İnanmıyoruz elbet. Geldiğiniz noktanın önünde bomboş beyaz bir sayfa varsa ve siz o deftere yazmayı daha önce hiç hayal etmemişseniz, belirsiz olmayan tek şeyin pekala yaşayacağız belirsizlik olduğunu bilirsiniz. Biliriz. Tüm kelimelerin sustuğu bir noktaya gelirsiniz. Diğer cümleler bitmiştir. O defterler kapanmıştır. Virgül koyup devam edeceğiniz bir satır bile yoktur ama yarım kalan çokça kurgu vardır. Hayat öğretir o deftere bir şeyleri yazmayı ama değil mi? Belki büyük boyutlarda yazmayı öğretir. Arada uzun boşluklar olacak şekilde. Belki de çok şey sığdırın diye küçük küçük. Bazılarının yazıları güzel olur. Herkes anlar. Bazılarının yazısı kargacık kurgacık. Anlaşılması, bilinmesi zor olsun diye. Hayatın kalemi elimize vererek bize sağladığı özgürlük; nasıl yazacağımıza karışması, kötü bir kalem vermesi, silginin işlev görmemesi ve silgiyle silmeye çalıştıkça yıpranması ile bıçak darbelerini yiyor. Bazı küçük olaylar büyük şeylere sebep oluyor.

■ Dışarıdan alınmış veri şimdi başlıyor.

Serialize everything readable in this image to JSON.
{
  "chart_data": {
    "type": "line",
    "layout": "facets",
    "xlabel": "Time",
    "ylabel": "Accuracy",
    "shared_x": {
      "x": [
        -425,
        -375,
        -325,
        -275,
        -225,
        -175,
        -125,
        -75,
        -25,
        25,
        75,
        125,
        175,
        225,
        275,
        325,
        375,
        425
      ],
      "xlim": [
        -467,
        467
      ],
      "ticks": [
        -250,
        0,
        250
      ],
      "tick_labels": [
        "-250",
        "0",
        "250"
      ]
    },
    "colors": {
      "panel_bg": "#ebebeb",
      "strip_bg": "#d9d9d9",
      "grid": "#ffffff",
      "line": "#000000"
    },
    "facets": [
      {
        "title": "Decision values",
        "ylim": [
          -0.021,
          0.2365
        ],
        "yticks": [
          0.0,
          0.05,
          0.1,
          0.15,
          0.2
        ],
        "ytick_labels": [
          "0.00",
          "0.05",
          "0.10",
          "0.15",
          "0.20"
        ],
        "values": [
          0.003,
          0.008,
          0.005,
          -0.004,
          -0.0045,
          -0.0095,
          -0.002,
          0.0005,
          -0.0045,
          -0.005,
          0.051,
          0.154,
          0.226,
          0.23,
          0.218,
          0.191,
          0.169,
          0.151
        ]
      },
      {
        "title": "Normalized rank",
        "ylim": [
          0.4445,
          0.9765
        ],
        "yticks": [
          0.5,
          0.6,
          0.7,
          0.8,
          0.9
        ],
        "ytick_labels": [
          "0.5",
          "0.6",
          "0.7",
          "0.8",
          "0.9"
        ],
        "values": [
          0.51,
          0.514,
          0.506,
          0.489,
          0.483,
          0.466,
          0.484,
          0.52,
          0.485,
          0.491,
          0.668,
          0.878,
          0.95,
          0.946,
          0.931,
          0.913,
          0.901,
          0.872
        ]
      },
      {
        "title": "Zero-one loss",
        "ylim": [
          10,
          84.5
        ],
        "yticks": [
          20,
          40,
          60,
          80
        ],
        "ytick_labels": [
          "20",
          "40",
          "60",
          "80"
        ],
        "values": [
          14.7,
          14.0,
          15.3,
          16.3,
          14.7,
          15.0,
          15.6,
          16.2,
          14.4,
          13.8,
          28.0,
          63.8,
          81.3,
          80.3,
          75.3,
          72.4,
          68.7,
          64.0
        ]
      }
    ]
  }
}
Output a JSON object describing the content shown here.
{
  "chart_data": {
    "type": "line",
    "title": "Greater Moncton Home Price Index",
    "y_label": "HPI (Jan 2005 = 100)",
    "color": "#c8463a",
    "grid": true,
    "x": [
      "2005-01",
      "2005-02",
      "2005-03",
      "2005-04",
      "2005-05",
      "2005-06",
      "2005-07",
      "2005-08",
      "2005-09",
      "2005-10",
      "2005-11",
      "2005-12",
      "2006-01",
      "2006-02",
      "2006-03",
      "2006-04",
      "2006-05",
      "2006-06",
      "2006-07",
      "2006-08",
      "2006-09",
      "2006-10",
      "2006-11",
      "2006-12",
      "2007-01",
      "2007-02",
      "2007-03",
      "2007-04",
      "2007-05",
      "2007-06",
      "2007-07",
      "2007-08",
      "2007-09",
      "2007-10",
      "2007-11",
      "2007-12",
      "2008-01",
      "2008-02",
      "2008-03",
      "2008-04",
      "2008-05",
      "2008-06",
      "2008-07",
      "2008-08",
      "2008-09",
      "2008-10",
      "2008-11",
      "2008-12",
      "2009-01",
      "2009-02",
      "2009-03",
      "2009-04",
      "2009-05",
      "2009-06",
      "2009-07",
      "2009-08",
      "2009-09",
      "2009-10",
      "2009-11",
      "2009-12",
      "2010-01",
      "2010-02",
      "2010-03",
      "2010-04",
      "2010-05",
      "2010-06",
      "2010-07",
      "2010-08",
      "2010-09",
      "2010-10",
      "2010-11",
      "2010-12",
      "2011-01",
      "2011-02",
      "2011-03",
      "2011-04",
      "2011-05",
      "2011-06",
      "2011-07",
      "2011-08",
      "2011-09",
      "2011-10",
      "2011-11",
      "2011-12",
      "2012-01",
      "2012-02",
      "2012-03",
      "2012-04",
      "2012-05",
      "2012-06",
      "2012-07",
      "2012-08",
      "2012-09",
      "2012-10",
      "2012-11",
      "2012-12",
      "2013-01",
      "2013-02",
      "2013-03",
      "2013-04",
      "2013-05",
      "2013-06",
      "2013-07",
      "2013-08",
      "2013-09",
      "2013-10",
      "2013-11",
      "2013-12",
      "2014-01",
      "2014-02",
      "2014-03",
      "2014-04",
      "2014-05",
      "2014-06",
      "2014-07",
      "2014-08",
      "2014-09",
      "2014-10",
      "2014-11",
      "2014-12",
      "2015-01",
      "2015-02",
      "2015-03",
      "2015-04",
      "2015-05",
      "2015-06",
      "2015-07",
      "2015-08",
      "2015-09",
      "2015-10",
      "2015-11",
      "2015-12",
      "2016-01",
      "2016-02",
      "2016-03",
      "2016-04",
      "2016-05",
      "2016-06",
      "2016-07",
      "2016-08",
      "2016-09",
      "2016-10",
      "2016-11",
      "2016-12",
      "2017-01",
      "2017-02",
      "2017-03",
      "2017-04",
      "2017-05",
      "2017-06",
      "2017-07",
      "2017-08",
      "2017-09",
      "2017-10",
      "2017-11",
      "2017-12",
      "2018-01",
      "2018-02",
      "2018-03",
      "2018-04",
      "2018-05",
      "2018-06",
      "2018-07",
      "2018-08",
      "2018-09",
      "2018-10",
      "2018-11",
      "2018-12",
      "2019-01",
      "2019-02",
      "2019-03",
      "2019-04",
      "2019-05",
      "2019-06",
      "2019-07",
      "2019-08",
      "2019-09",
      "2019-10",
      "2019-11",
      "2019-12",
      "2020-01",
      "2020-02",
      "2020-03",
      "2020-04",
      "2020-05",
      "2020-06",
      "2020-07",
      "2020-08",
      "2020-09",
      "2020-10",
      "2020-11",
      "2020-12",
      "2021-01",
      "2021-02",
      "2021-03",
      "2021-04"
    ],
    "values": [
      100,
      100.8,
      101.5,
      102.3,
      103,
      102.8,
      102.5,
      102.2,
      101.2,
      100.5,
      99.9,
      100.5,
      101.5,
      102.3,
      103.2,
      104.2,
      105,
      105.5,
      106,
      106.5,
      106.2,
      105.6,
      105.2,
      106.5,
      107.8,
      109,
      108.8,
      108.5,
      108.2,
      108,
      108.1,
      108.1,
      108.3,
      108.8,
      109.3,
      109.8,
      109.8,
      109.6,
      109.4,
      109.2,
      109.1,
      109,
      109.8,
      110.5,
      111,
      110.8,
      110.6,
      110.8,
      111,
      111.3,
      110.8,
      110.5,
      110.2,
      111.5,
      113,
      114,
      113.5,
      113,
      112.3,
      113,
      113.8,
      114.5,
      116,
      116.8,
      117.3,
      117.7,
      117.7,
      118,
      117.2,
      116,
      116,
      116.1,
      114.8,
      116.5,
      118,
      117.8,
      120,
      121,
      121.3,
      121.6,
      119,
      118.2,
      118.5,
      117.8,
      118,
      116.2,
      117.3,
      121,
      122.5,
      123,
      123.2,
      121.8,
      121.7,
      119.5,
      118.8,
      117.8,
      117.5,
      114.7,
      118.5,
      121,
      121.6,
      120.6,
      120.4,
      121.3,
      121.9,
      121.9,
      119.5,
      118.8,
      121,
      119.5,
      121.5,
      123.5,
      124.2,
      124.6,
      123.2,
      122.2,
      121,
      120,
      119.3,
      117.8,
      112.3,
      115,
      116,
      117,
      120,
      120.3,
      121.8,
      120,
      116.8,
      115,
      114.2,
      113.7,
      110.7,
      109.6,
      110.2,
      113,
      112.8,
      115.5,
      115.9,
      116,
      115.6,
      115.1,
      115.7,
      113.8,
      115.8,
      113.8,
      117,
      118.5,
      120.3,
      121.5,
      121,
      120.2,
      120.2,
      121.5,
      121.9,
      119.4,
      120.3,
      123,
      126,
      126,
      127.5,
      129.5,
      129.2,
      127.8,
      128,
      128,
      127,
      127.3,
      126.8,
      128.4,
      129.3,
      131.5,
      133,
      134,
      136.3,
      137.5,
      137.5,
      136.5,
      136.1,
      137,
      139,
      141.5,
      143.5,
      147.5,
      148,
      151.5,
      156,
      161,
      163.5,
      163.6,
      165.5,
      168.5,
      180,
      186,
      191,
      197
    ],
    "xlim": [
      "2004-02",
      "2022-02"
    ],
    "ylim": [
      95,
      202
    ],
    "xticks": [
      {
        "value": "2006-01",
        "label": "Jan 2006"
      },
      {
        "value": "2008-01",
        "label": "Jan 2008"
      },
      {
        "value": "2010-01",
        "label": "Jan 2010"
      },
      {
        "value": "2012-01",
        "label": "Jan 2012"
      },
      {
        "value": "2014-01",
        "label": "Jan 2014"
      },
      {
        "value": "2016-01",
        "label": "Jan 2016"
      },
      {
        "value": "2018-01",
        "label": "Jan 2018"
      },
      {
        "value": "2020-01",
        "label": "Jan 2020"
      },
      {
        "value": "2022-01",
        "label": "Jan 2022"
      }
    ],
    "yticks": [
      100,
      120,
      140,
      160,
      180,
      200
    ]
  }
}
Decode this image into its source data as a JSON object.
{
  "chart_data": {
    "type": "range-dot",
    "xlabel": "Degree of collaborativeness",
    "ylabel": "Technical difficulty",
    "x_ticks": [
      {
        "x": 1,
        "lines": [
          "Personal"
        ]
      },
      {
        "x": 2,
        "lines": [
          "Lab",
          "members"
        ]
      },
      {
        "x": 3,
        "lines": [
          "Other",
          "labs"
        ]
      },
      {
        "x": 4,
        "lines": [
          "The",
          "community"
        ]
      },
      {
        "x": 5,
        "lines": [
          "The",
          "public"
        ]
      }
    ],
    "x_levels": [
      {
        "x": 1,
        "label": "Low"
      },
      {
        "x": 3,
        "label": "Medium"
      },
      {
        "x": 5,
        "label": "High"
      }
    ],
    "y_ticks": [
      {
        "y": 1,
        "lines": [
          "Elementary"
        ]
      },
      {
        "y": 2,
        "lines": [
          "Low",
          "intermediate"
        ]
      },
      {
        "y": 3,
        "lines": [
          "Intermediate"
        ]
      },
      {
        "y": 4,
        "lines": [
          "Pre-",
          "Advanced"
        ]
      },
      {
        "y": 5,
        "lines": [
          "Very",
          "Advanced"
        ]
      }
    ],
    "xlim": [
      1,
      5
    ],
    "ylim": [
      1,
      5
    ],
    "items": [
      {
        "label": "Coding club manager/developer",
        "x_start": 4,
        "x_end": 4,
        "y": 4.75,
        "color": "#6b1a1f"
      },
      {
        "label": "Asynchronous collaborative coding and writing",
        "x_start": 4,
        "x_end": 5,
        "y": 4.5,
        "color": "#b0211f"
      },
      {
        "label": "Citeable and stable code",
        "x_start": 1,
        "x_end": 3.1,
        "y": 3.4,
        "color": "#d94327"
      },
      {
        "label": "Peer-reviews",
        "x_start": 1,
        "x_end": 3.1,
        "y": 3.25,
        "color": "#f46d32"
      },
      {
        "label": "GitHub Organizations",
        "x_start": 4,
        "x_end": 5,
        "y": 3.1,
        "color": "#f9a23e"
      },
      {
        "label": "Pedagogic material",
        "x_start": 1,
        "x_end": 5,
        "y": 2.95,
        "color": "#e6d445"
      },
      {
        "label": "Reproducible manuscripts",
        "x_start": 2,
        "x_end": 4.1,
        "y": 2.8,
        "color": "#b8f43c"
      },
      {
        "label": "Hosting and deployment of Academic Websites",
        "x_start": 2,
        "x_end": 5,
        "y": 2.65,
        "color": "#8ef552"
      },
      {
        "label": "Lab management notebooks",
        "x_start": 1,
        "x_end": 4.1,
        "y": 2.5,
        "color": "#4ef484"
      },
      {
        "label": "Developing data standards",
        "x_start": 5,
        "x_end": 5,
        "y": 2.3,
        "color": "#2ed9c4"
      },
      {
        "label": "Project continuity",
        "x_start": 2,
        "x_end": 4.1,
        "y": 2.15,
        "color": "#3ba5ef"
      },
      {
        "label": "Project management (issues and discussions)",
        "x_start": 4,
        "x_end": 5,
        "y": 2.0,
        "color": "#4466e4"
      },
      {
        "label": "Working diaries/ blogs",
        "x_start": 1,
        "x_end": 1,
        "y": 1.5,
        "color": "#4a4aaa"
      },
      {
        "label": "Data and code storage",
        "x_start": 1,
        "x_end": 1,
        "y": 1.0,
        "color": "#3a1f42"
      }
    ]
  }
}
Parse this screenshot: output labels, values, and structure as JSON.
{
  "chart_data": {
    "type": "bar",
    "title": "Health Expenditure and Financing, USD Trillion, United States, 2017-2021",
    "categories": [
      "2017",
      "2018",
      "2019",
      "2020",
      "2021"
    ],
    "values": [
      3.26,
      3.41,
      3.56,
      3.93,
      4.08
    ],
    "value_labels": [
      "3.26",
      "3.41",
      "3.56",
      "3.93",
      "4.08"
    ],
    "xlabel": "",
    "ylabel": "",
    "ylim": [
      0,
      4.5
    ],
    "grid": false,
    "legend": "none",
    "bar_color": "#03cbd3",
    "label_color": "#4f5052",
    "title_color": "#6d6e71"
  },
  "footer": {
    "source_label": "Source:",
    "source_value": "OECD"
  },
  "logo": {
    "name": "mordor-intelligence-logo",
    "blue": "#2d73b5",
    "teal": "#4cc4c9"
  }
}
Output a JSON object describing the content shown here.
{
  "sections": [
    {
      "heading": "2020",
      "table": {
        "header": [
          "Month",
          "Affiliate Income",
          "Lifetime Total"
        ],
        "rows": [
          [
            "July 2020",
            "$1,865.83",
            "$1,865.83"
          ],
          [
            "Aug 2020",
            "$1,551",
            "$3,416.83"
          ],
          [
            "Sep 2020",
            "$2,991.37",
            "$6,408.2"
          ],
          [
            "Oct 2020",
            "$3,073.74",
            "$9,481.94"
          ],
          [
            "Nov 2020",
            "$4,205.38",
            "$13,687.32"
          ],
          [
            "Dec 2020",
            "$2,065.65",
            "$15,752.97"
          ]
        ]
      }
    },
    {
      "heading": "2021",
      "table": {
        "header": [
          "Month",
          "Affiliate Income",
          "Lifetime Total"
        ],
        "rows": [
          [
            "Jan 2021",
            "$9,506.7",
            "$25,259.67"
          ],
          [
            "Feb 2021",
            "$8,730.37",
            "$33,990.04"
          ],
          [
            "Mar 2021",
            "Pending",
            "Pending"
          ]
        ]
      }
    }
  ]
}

Afrika'da hangi küçük kelebeğin kanat çırpışı bizim hayatımızda kasırgalar yaratıyor bilmek zor ama işlerin böyle yürüdüğünü kestirmek hayli basit. Zaten bomboş bir sayfada durmuş birine çevreyi suçlamak kolay gelecektir, doğru. Ama olan oluyor.
Karanlık bir yanı var beyazın ama değil mi? Ne saçma diyeceksiniz. Boştur beyaz. Karalanmamıştır. Belirsizliktir. Her aydınlık timsali seni aydınlatmaz, bazen de bulandırır. Bu o tarz bir karanlık. Ancak iki üç cümle yazmaya cesareti olan bir roman yazabilir değil mi? Bu cesaretin kaynağı nedir peki? Önceki zamanlardaki tutkuların değil mi? Onları rafa kaldırmak ve karşı raftan yeni bir defter alıp yazmaya başlamak üzere olduğumuz noktalar hayatın dönüş noktalarındandır. Olmak istediğin yer başkası için rezerve edilmiştir. Kurguların bir yerde gerçeğe dönüşüyordur ama sana bir rol düşmemiştir. Kıyısından geçemediğin düşün kayalıklarına çarpan dalga sesleri eşliğinde elinde çelimsiz bir kalemle kaldığın noktada yazmakta özgür olduğun (!) şeyleri yazarken yeni kurgular elbet başlayacak ve sesini unutturacak sana dalgaların, bakarsan idrak edip duyacaksın.
O sayfalara tek tek dahil ettiğin her şeyin başkalarının kalemleri ile gerçeğe dökülürken aldığı değişimler eğreti gelecek. Zor olacak ama bu defter de vadesini dolduracak. İşler kanat çırpışına kalacak, evet. Öyle tüm dünya suçlu sen haklısın bahanelerinden uzakta. Belirli bir dengede ama. Hem o bilinmeyen kelebeğin kanat çırpışında hem de senin ilerlemek için kullanman gereken kanatlarını, rüzgara karşı atılmış gövdenle hareket ettirmeye çalışırkenki çırpınışların kastım.
Dengeli ve belirsiz. Hayatı bu iki kelime arasında tartmak hayli olumlu sonuçlar verir anlama çabamıza. Belki bugünkü isyanların yarınların coşkulu naralarıdır, bilmek güç. Yine ne de olsa insan istiyor ki kurguların karşına çıksın. Karşında olmasın. Seyirci değil, oyuncu ol. Hüzünlü cümlelere rastlıyorsun sonra. Tüm sustukların çığlık atıyor ve sessiz kalan kelimeler sadece senin başının etini yiyor. Olmayan olmayınca, olacak olanlar senin kafanda yarattıklarından ne kadar üstün, hangi yanlarıyla noksan bilmiyorsun. Bilmemelisin hayata göre zaten. Bu olan her şeyin hikayesi. Tüm olanların basit ve asla yeterli olmayacak izahı.